To improve your chances of CRM success make sure you include development of customer-centric strategies with your CRM implementation. You’ve probably heard that message so many times it’s become just background noise, but you’d better believe it if you don’t want to become another CRM implementation failure statistic. And now the message has the numbers to back it up.

CRM consultancies Caribou Lake Customer-1, CRM Guru and Mangen Research Associates recently set out to determine the reasons that CRM implementations succeed – that is, produce a return on investment – and fail. They gathered data from more than 600 respondents across a range of company sizes and market sectors, with 448 of those respondents reporting at least partial ROI. The new study, The Blueprint for CRM Success: Results of a comprehensive study identifying best practices leading to ROI and factors contributing to failure, found that the presence of customer-centric strategies is the leading predictor of CRM success – by a substantial margin.

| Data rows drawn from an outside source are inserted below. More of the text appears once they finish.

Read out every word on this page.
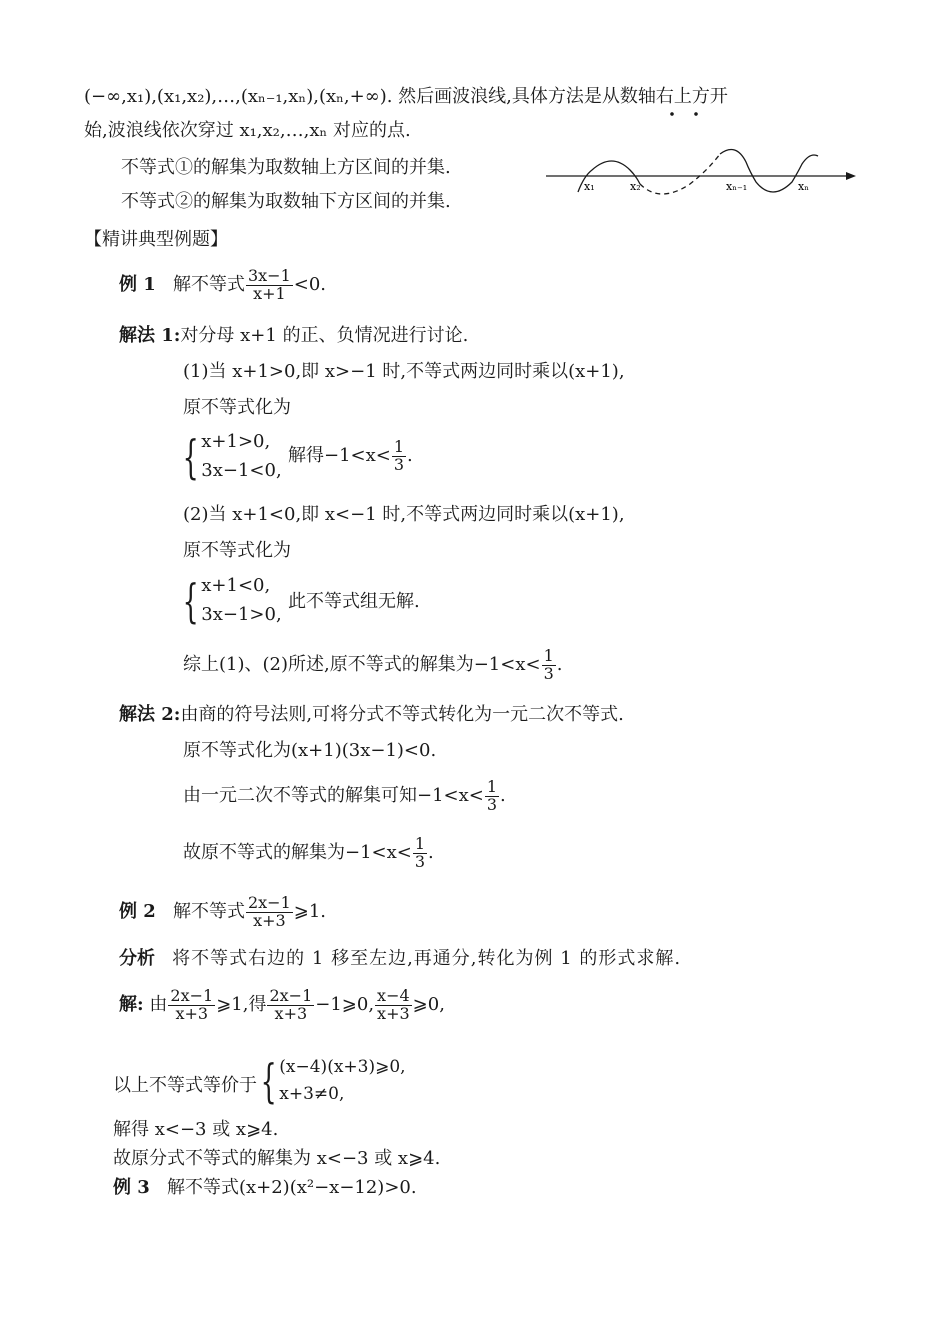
(−∞,x₁),(x₁,x₂),…,(xₙ₋₁,xₙ),(xₙ,+∞). 然后画波浪线,具体方法是从数轴右上方开
始,波浪线依次穿过 x₁,x₂,…,xₙ 对应的点.
不等式①的解集为取数轴上方区间的并集.
不等式②的解集为取数轴下方区间的并集.
x₁	x₂	xₙ₋₁	xₙ
【精讲典型例题】
例 1 解不等式 $\frac{3x-1}{x+1} <0$.
解法 1:对分母 x+1 的正、负情况进行讨论.
(1)当 x+1>0,即 x>−1 时,不等式两边同时乘以(x+1),
原不等式化为
{ x+1>0,
3x−1<0,
解得$-1<x< \frac{1}{3}$ .
(2)当 x+1<0,即 x<−1 时,不等式两边同时乘以(x+1),
原不等式化为
{ x+1<0,
3x−1>0,
此不等式组无解.
综上(1)、(2)所述,原不等式的解集为$-1<x< \frac{1}{3}$ .
解法 2:由商的符号法则,可将分式不等式转化为一元二次不等式.
原不等式化为(x+1)(3x−1)<0.
由一元二次不等式的解集可知$-1<x< \frac{1}{3}$ .
故原不等式的解集为$-1<x< \frac{1}{3}$ .
例 2 解不等式 $\frac{2x-1}{x+3}$ ⩾1.
分析 将不等式右边的 1 移至左边,再通分,转化为例 1 的形式求解.
解: 由 $\frac{2x-1}{x+3}$ ⩾1,得 $\frac{2x-1}{x+3}$ −1⩾0, $\frac{x-4}{x+3}$ ⩾0,
以上不等式等价于 { (x−4)(x+3)⩾0,
x+3≠0,
解得 x<−3 或 x⩾4.
故原分式不等式的解集为 x<−3 或 x⩾4.
例 3 解不等式(x+2)(x²−x−12)>0.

This isn’t new news acknowledge the study’s authors, but it’s a bitter pill for companies that want to implement CRM without becoming customer-centric – and there are many of them. But the numbers don’t lie. Overwhelmingly, they show that companies attempting CRM in the absence of some significant semblance of customer-centric strategies routinely fail. The bottom line: If your company is looking at a CRM implementation but has no plans to adopt customer-centric strategies, save your money. Other predictors of CRM success include line-level training and support, making organizational changes and setting measurable goals.

Of potentially as much interest as the factors that determine CRM success are those factors that have no bearing on the success or failure of a CRM project despite commonly held beliefs to the contrary. For example, the researchers found that software selection had no significant bearing on outcome. “In direct contradiction to much of the CRM industry software advertising, no other factors, including software selection methodology and actual vendor selection, are statistically significant predictors of positive outcomes,” they write. “According to the data, buying Siebel, probably the most aggressive industry advertiser in touting the success of its implementations, does not statistically improve chances of success. Nor, for that matter, does buying any other brand of software. The implementation steps preceding software selection are what make the difference.”